Authorship and Publication Expectations
These authorship policies are intended as guidelines, not rigid rules. In all cases, authorship should be discussed case by case. Decisions should be generous, substantive, and grounded in mutual trust among collaborators.
Authorship Criteria and Contributions
First author (or co-first authors) are those who form the driving force behind completion of the project. This includes all or a major part of:
intellectual design and execution of the project,
evaluation and discussion of experimental results,
writing of the manuscript.
Equal contribution means equal contribution. There is no qualifying element in the name order of co-first authors, with one exception: on papers with outside collaborators, we often prefer to have the first co-first author and the last senior author not be from the same lab, to demonstrate entanglement of the contributing teams.
All other authors are those who contributed to completion of the project. Contributions may include:
providing essential reagents (for example, antibodies or cell lines),
providing hardware or software (for example, microscopes or computational analysis algorithms),
generating a select set of experimental results and writing related parts of the Experimental Methods,
intellectual input that significantly advances the project.

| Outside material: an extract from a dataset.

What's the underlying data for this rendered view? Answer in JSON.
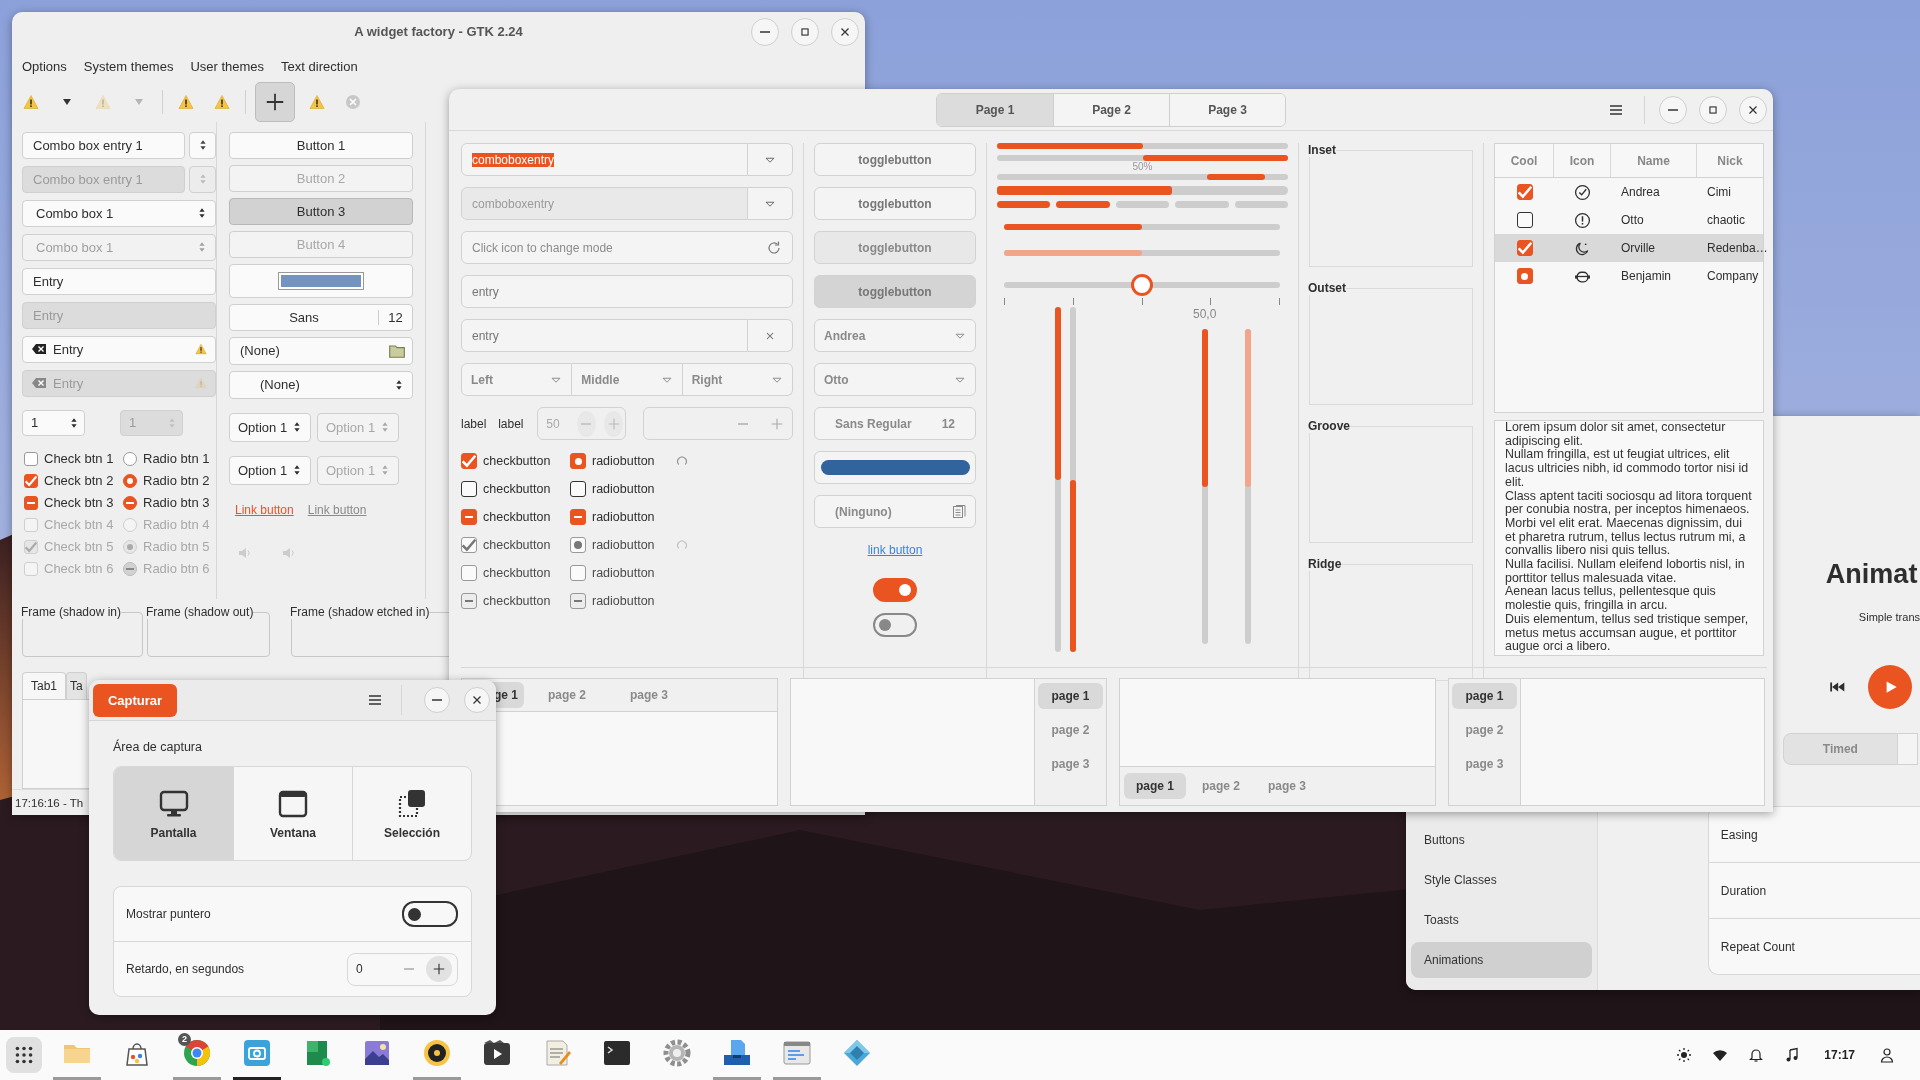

There are no courtesy authorship appointments on papers from the Dean Lab.
Responsibilities of Authors
In all author configurations, all authors are expected to read, comment on, and actively sign off on submissions.
In case of authorship disagreement, the manuscript is not submitted until the disagreement is resolved through dialogue and constructive discussion.
The first listed author is responsible for sharing manuscript reviews immediately upon receipt. This is usually followed by a meeting where all authors can reflect on critiques.